After three successful years of programming, the Urban and Regional Policy program (URP) traveled to Detroit, MI from May 15-16, 2013 to host the final meeting for the Cities in Transition Initiative. This meeting brought together participants from all three years of the program and included a mix of small and large group discussions, presentations by URP fellows, and peer exchange and review. The cities of Detroit and Flint, MI, Cleveland and Youngstown, OH, and Pittsburgh, PA, were all represented.
URP non-resident fellow, Alan Mallach, gave a presentation on how the themes of all three years of CIT programming relate to each other and what this means for urban regeneration strategies. Alan clearly outlined the three dimensions of regeneration: changing the city’s physical environment and market conditions, building an export oriented economy, and improving the city’s social and economic conditions for city residents so that they can benefit from the economic and physical changes. Economy, people, and place are all interrelated and work within both the city and regional scales. Connections between these elements often do not happen organically; therefore, intentional collaboration across traditional silos is needed to achieve urban regeneration that is equitable and inclusive. The presentation sparked a lively discussion among network members who are working towards this goal and are using platforms like the Cities in Transition Network to work across sectors within their cities.
URP fellows Lavea Brachman and Linda Fowler engaged with program participants to receive feedback on their respective policy toolkits, which will be two main products from the CIT program. Lavea Brachman is preparing a toolkit on the strategic reuse of vacant property commercial property to support local economic development objectives. Linda Fowler is preparing a toolkit on the “educonomy” to facilitate connection and collaboration across workforce development and economic development actors in order to reinforce alignment of these issues behind regional economic development goals.
The crux of the meeting agenda focused on an innovative coaching model developed in collaboration with the Transatlantic Leadership Initiative at GMF to encourage CIT program participants to advance ideas stemming from their experiences and involvement with the CIT network. Participants first identified concepts from the CIT experience that would help advance urban regeneration actions in their cities. Then GMF and TLI staff coached the participants in developing these projects further by exploring several critical issues: envisioning their role as a leader in implementing the project; developing the message or communication strategy; leveraging their networks to advance the project; identifying cross sectors teams to support project buy-in; and, defining what resources they possess or need to advance their idea.
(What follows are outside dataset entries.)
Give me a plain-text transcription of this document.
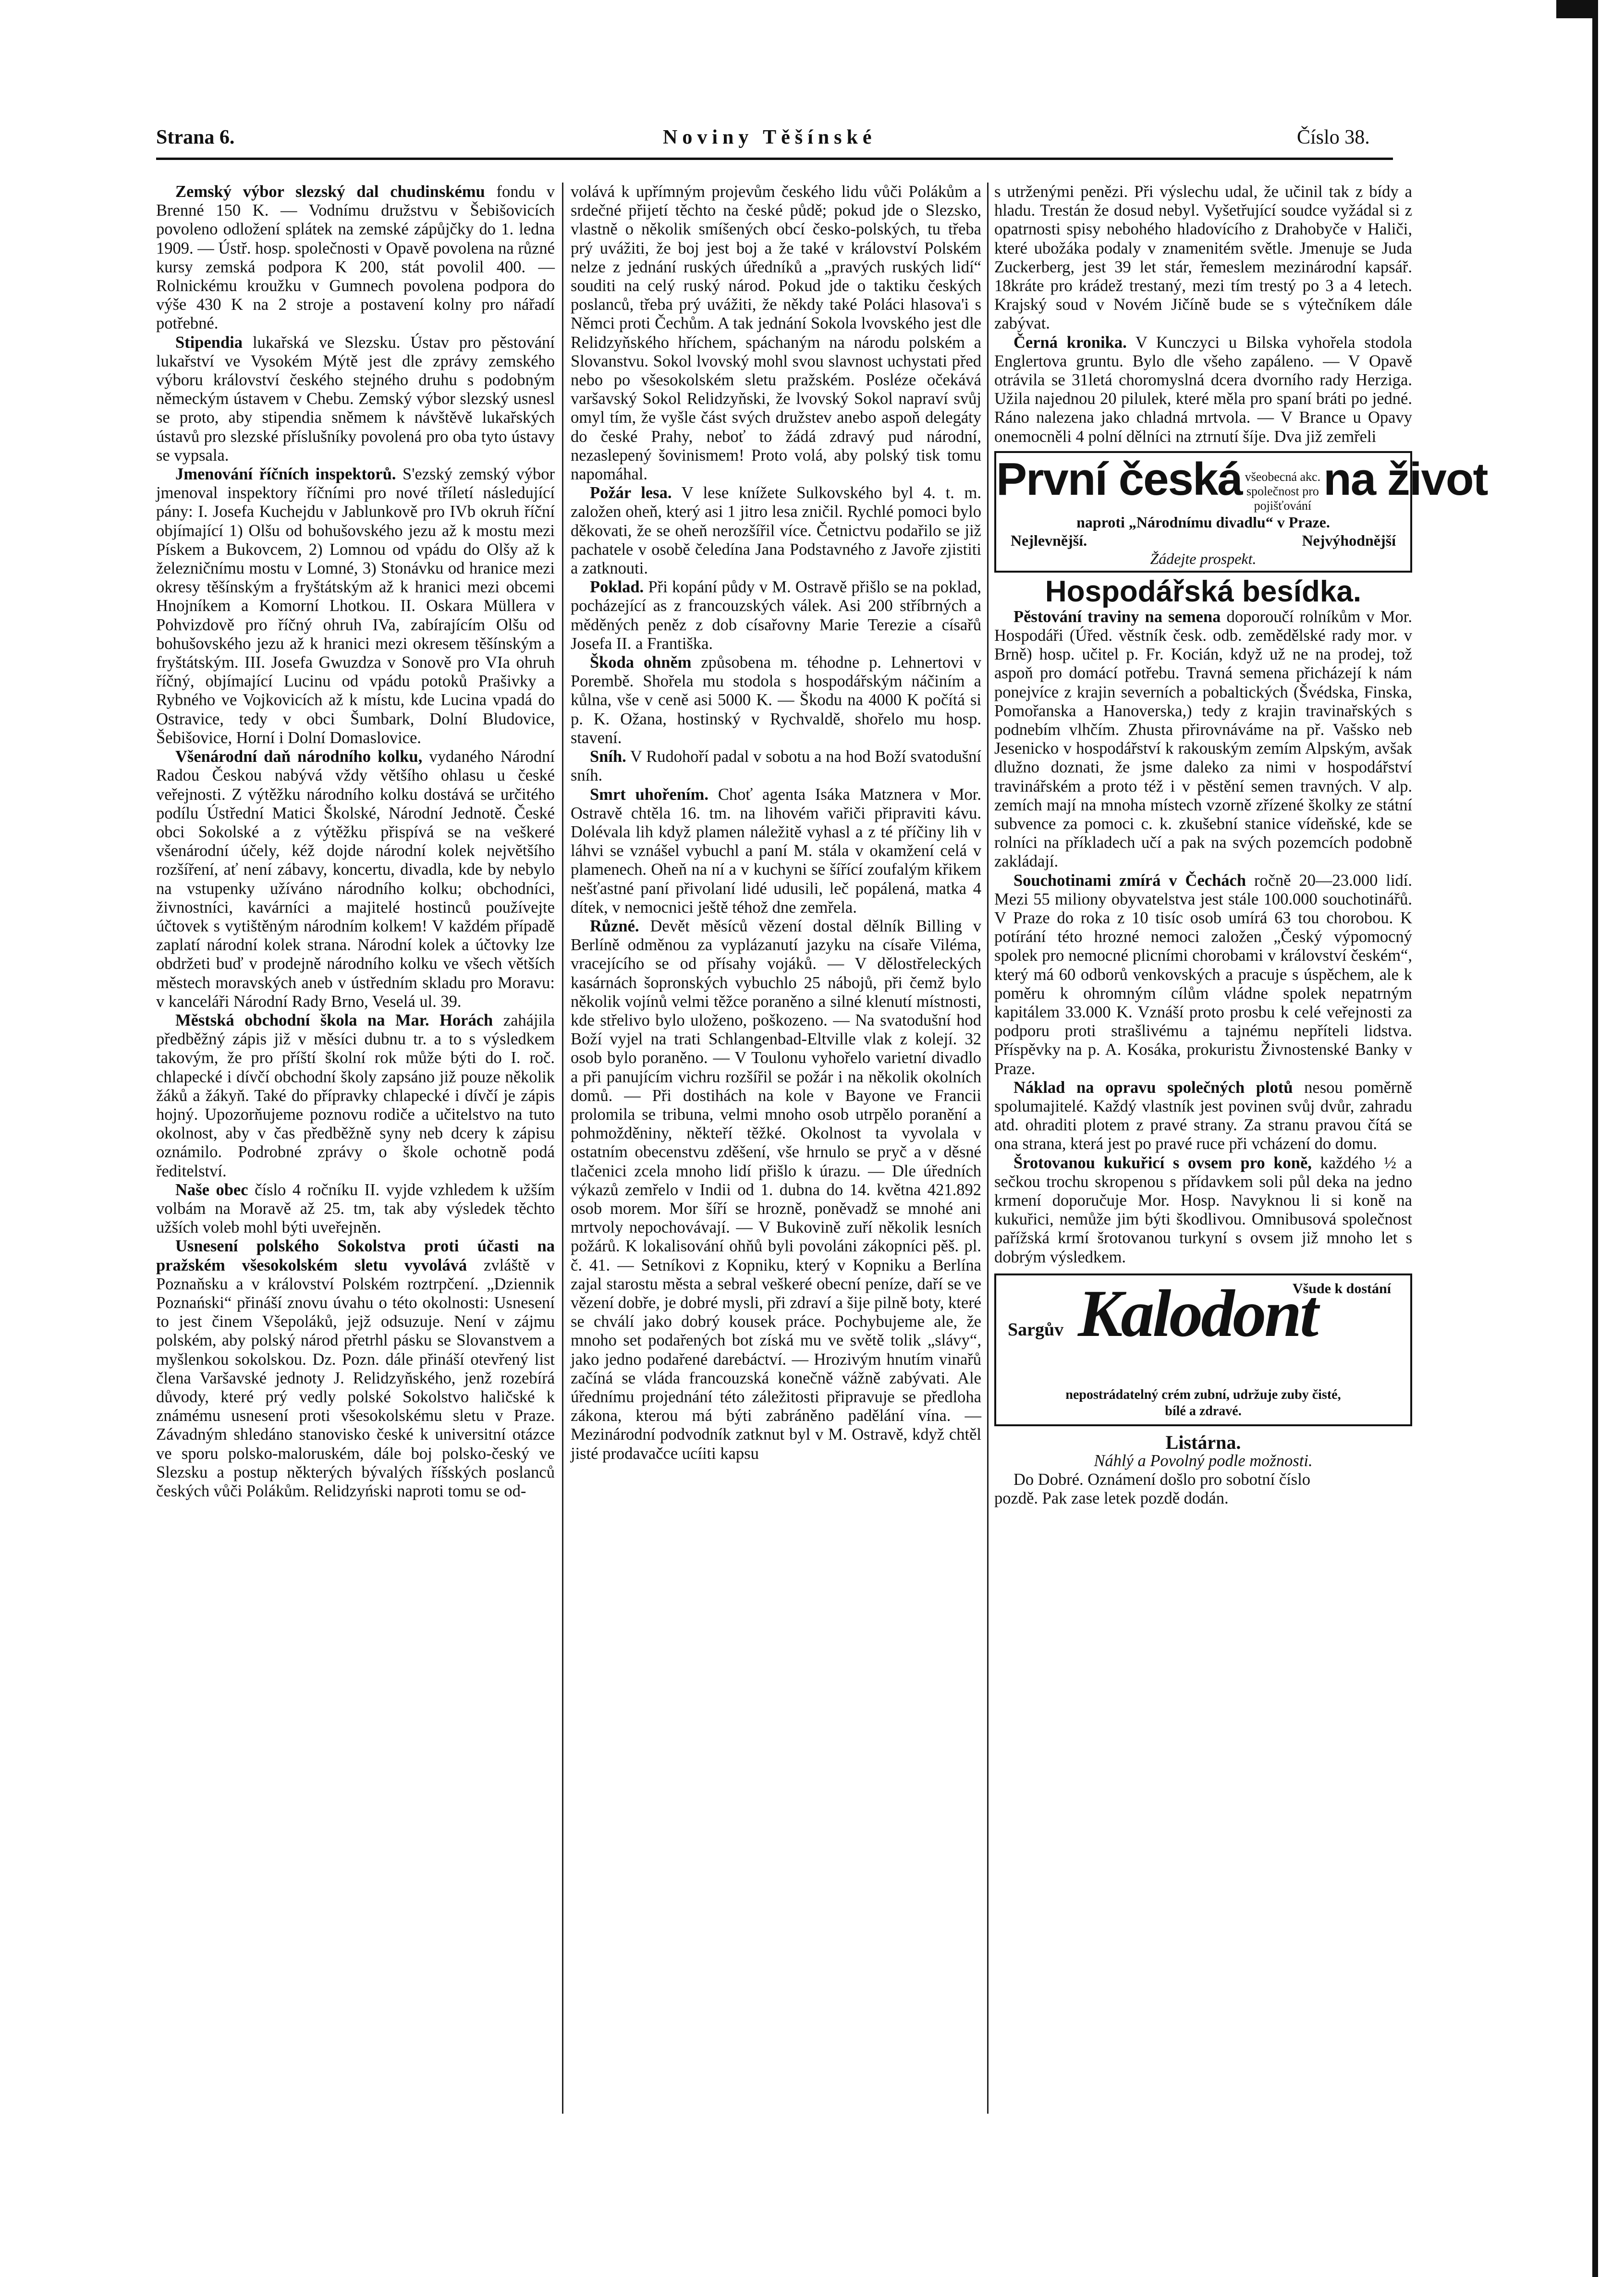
Strana 6.	Noviny Těšínské	Číslo 38.

Zemský výbor slezský dal chudinskému fondu v Brenné 150 K. — Vodnímu družstvu v Šebišovicích povoleno odložení splátek na zemské zápůjčky do 1. ledna 1909. — Ústř. hosp. společnosti v Opavě povolena na různé kursy zemská podpora K 200, stát povolil 400. — Rolnickému kroužku v Gumnech povolena podpora do výše 430 K na 2 stroje a postavení kolny pro nářadí potřebné.

Stipendia lukařská ve Slezsku. Ústav pro pěstování lukařství ve Vysokém Mýtě jest dle zprávy zemského výboru království českého stejného druhu s podobným německým ústavem v Chebu. Zemský výbor slezský usnesl se proto, aby stipendia sněmem k návštěvě lukařských ústavů pro slezské příslušníky povolená pro oba tyto ústavy se vypsala.

Jmenování říčních inspektorů. S'ezský zemský výbor jmenoval inspektory říčními pro nové tříletí následující pány: I. Josefa Kuchejdu v Jablunkově pro IVb okruh říční objímající 1) Olšu od bohušovského jezu až k mostu mezi Pískem a Bukovcem, 2) Lomnou od vpádu do Olšy až k železničnímu mostu v Lomné, 3) Stonávku od hranice mezi okresy těšínským a fryštátským až k hranici mezi obcemi Hnojníkem a Komorní Lhotkou. II. Oskara Müllera v Pohvizdově pro říčný ohruh IVa, zabírajícím Olšu od bohušovského jezu až k hranici mezi okresem těšínským a fryštátským. III. Josefa Gwuzdza v Sonově pro VIa ohruh říčný, objímající Lucinu od vpádu potoků Prašivky a Rybného ve Vojkovicích až k místu, kde Lucina vpadá do Ostravice, tedy v obci Šumbark, Dolní Bludovice, Šebišovice, Horní i Dolní Domaslovice.

Všenárodní daň národního kolku, vydaného Národní Radou Českou nabývá vždy většího ohlasu u české veřejnosti. Z výtěžku národního kolku dostává se určitého podílu Ústřední Matici Školské, Národní Jednotě. České obci Sokolské a z výtěžku přispívá se na veškeré všenárodní účely, kéž dojde národní kolek největšího rozšíření, ať není zábavy, koncertu, divadla, kde by nebylo na vstupenky užíváno národního kolku; obchodníci, živnostníci, kavárníci a majitelé hostinců používejte účtovek s vytištěným národním kolkem! V každém případě zaplatí národní kolek strana. Národní kolek a účtovky lze obdržeti buď v prodejně národního kolku ve všech větších městech moravských aneb v ústředním skladu pro Moravu: v kanceláři Národní Rady Brno, Veselá ul. 39.

Městská obchodní škola na Mar. Horách zahájila předběžný zápis již v měsíci dubnu tr. a to s výsledkem takovým, že pro příští školní rok může býti do I. roč. chlapecké i dívčí obchodní školy zapsáno již pouze několik žáků a žákyň. Také do přípravky chlapecké i dívčí je zápis hojný. Upozorňujeme poznovu rodiče a učitelstvo na tuto okolnost, aby v čas předběžně syny neb dcery k zápisu oznámilo. Podrobné zprávy o škole ochotně podá ředitelství.

Naše obec číslo 4 ročníku II. vyjde vzhledem k užším volbám na Moravě až 25. tm, tak aby výsledek těchto užších voleb mohl býti uveřejněn.

Usnesení polského Sokolstva proti účasti na pražském všesokolském sletu vyvolává zvláště v Poznaňsku a v království Polském roztrpčení. „Dziennik Poznański“ přináší znovu úvahu o této okolnosti: Usnesení to jest činem Všepoláků, jejž odsuzuje. Není v zájmu polském, aby polský národ přetrhl pásku se Slovanstvem a myšlenkou sokolskou. Dz. Pozn. dále přináší otevřený list člena Varšavské jednoty J. Relidzyňského, jenž rozebírá důvody, které prý vedly polské Sokolstvo haličské k známému usnesení proti všesokolskému sletu v Praze. Závadným shledáno stanovisko české k universitní otázce ve sporu polsko-maloruském, dále boj polsko-český ve Slezsku a postup některých bývalých říšských poslanců českých vůči Polákům. Relidzyński naproti tomu se od-

volává k upřímným projevům českého lidu vůči Polákům a srdečné přijetí těchto na české půdě; pokud jde o Slezsko, vlastně o několik smíšených obcí česko-polských, tu třeba prý uvážiti, že boj jest boj a že také v království Polském nelze z jednání ruských úředníků a „pravých ruských lidí“ souditi na celý ruský národ. Pokud jde o taktiku českých poslanců, třeba prý uvážiti, že někdy také Poláci hlasova'i s Němci proti Čechům. A tak jednání Sokola lvovského jest dle Relidzyňského hříchem, spáchaným na národu polském a Slovanstvu. Sokol lvovský mohl svou slavnost uchystati před nebo po všesokolském sletu pražském. Posléze očekává varšavský Sokol Relidzyňski, že lvovský Sokol napraví svůj omyl tím, že vyšle část svých družstev anebo aspoň delegáty do české Prahy, neboť to žádá zdravý pud národní, nezaslepený šovinismem! Proto volá, aby polský tisk tomu napomáhal.

Požár lesa. V lese knížete Sulkovského byl 4. t. m. založen oheň, který asi 1 jitro lesa zničil. Rychlé pomoci bylo děkovati, že se oheň nerozšířil více. Četnictvu podařilo se již pachatele v osobě čeledína Jana Podstavného z Javoře zjistiti a zatknouti.

Poklad. Při kopání půdy v M. Ostravě přišlo se na poklad, pocházející as z francouzských válek. Asi 200 stříbrných a měděných peněz z dob císařovny Marie Terezie a císařů Josefa II. a Františka.

Škoda ohněm způsobena m. téhodne p. Lehnertovi v Porembě. Shořela mu stodola s hospodářským náčiním a kůlna, vše v ceně asi 5000 K. — Škodu na 4000 K počítá si p. K. Ožana, hostinský v Rychvaldě, shořelo mu hosp. stavení.

Sníh. V Rudohoří padal v sobotu a na hod Boží svatodušní sníh.

Smrt uhořením. Choť agenta Isáka Matznera v Mor. Ostravě chtěla 16. tm. na lihovém vařiči připraviti kávu. Dolévala lih když plamen náležitě vyhasl a z té příčiny lih v láhvi se vznášel vybuchl a paní M. stála v okamžení celá v plamenech. Oheň na ní a v kuchyni se šířící zoufalým křikem nešťastné paní přivolaní lidé udusili, leč popálená, matka 4 dítek, v nemocnici ještě téhož dne zemřela.

Různé. Devět měsíců vězení dostal dělník Billing v Berlíně odměnou za vyplázanutí jazyku na císaře Viléma, vracejícího se od přísahy vojáků. — V dělostřeleckých kasárnách šopronských vybuchlo 25 nábojů, při čemž bylo několik vojínů velmi těžce poraněno a silné klenutí místnosti, kde střelivo bylo uloženo, poškozeno. — Na svatodušní hod Boží vyjel na trati Schlangenbad-Eltville vlak z kolejí. 32 osob bylo poraněno. — V Toulonu vyhořelo varietní divadlo a při panujícím vichru rozšířil se požár i na několik okolních domů. — Při dostihách na kole v Bayone ve Francii prolomila se tribuna, velmi mnoho osob utrpělo poranění a pohmožděniny, někteří těžké. Okolnost ta vyvolala v ostatním obecenstvu zděšení, vše hrnulo se pryč a v děsné tlačenici zcela mnoho lidí přišlo k úrazu. — Dle úředních výkazů zemřelo v Indii od 1. dubna do 14. května 421.892 osob morem. Mor šíří se hrozně, poněvadž se mnohé ani mrtvoly nepochovávají. — V Bukovině zuří několik lesních požárů. K lokalisování ohňů byli povoláni zákopníci pěš. pl. č. 41. — Setníkovi z Kopniku, který v Kopniku a Berlína zajal starostu města a sebral veškeré obecní peníze, daří se ve vězení dobře, je dobré mysli, při zdraví a šije pilně boty, které se chválí jako dobrý kousek práce. Pochybujeme ale, že mnoho set podařených bot získá mu ve světě tolik „slávy“, jako jedno podařené darebáctví. — Hrozivým hnutím vinařů začíná se vláda francouzská konečně vážně zabývati. Ale úřednímu projednání této záležitosti připravuje se předloha zákona, kterou má býti zabráněno padělání vína. — Mezinárodní podvodník zatknut byl v M. Ostravě, když chtěl jisté prodavačce ucíiti kapsu

s utrženými penězi. Při výslechu udal, že učinil tak z bídy a hladu. Trestán že dosud nebyl. Vyšetřující soudce vyžádal si z opatrnosti spisy nebohého hladovícího z Drahobyče v Haliči, které ubožáka podaly v znamenitém světle. Jmenuje se Juda Zuckerberg, jest 39 let stár, řemeslem mezinárodní kapsář. 18kráte pro krádež trestaný, mezi tím trestý po 3 a 4 letech. Krajský soud v Novém Jičíně bude se s výtečníkem dále zabývat.

Černá kronika. V Kunczyci u Bilska vyhořela stodola Englertova gruntu. Bylo dle všeho zapáleno. — V Opavě otrávila se 31letá choromyslná dcera dvorního rady Herziga. Užila najednou 20 pilulek, které měla pro spaní bráti po jedné. Ráno nalezena jako chladná mrtvola. — V Brance u Opavy onemocněli 4 polní dělníci na ztrnutí šíje. Dva již zemřeli

První česká všeobecná akc.
společnost pro
pojišťovánína život
naproti „Národnímu divadlu“ v Praze.
Nejlevnější.	Nejvýhodnější
Žádejte prospekt.
Hospodářská besídka.

Pěstování traviny na semena doporoučí rolníkům v Mor. Hospodáři (Úřed. věstník česk. odb. zemědělské rady mor. v Brně) hosp. učitel p. Fr. Kocián, když už ne na prodej, tož aspoň pro domácí potřebu. Travná semena přicházejí k nám ponejvíce z krajin severních a pobaltických (Švédska, Finska, Pomořanska a Hanoverska,) tedy z krajin travinařských s podnebím vlhčím. Zhusta přirovnáváme na př. Vašsko neb Jesenicko v hospodářství k rakouským zemím Alpským, avšak dlužno doznati, že jsme daleko za nimi v hospodářství travinářském a proto též i v pěstění semen travných. V alp. zemích mají na mnoha místech vzorně zřízené školky ze státní subvence za pomoci c. k. zkušební stanice vídeňské, kde se rolníci na příkladech učí a pak na svých pozemcích podobně zakládají.

Souchotinami zmírá v Čechách ročně 20—23.000 lidí. Mezi 55 miliony obyvatelstva jest stále 100.000 souchotinářů. V Praze do roka z 10 tisíc osob umírá 63 tou chorobou. K potírání této hrozné nemoci založen „Český výpomocný spolek pro nemocné plicními chorobami v království českém“, který má 60 odborů venkovských a pracuje s úspěchem, ale k poměru k ohromným cílům vládne spolek nepatrným kapitálem 33.000 K. Vznáší proto prosbu k celé veřejnosti za podporu proti strašlivému a tajnému nepříteli lidstva. Příspěvky na p. A. Kosáka, prokuristu Živnostenské Banky v Praze.

Náklad na opravu společných plotů nesou poměrně spolumajitelé. Každý vlastník jest povinen svůj dvůr, zahradu atd. ohraditi plotem z pravé strany. Za stranu pravou čítá se ona strana, která jest po pravé ruce při vcházení do domu.

Šrotovanou kukuřicí s ovsem pro koně, každého ½ a sečkou trochu skropenou s přídavkem soli půl deka na jedno krmení doporučuje Mor. Hosp. Navyknou li si koně na kukuřici, nemůže jim býti škodlivou. Omnibusová společnost pařížská krmí šrotovanou turkyní s ovsem již mnoho let s dobrým výsledkem.

Všude k dostání
Sargův Kalodont
nepostrádatelný crém zubní, udržuje zuby čisté,
bílé a zdravé.
Listárna.
Náhlý a Povolný podle možnosti.
Do Dobré. Oznámení došlo pro sobotní číslo
pozdě. Pak zase letek pozdě dodán.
Network participants worked through ideas such as: helping to continue engagement in the network, integrating workforce development in secondary education in a meaningful way, developing an extracurricular school lab based on the Kitz.do model from Germany, and developing a business incubator based on the Barcelona Activa model. As network participants worked through the coaching model with the help of GMF staff, many of the participants began to understand the crucial role they play as a leader in their city and how they can tap into their networks to help spread their message, garner support for their idea, and even access resources that they thought were out of their reach.
The coaching model helped network participants outline an idea action plan and clarify the next steps in moving their ideas forward. After two intense days of workshop activities, network members left renewed as city leaders and invigorated to remain an active part of the URP network.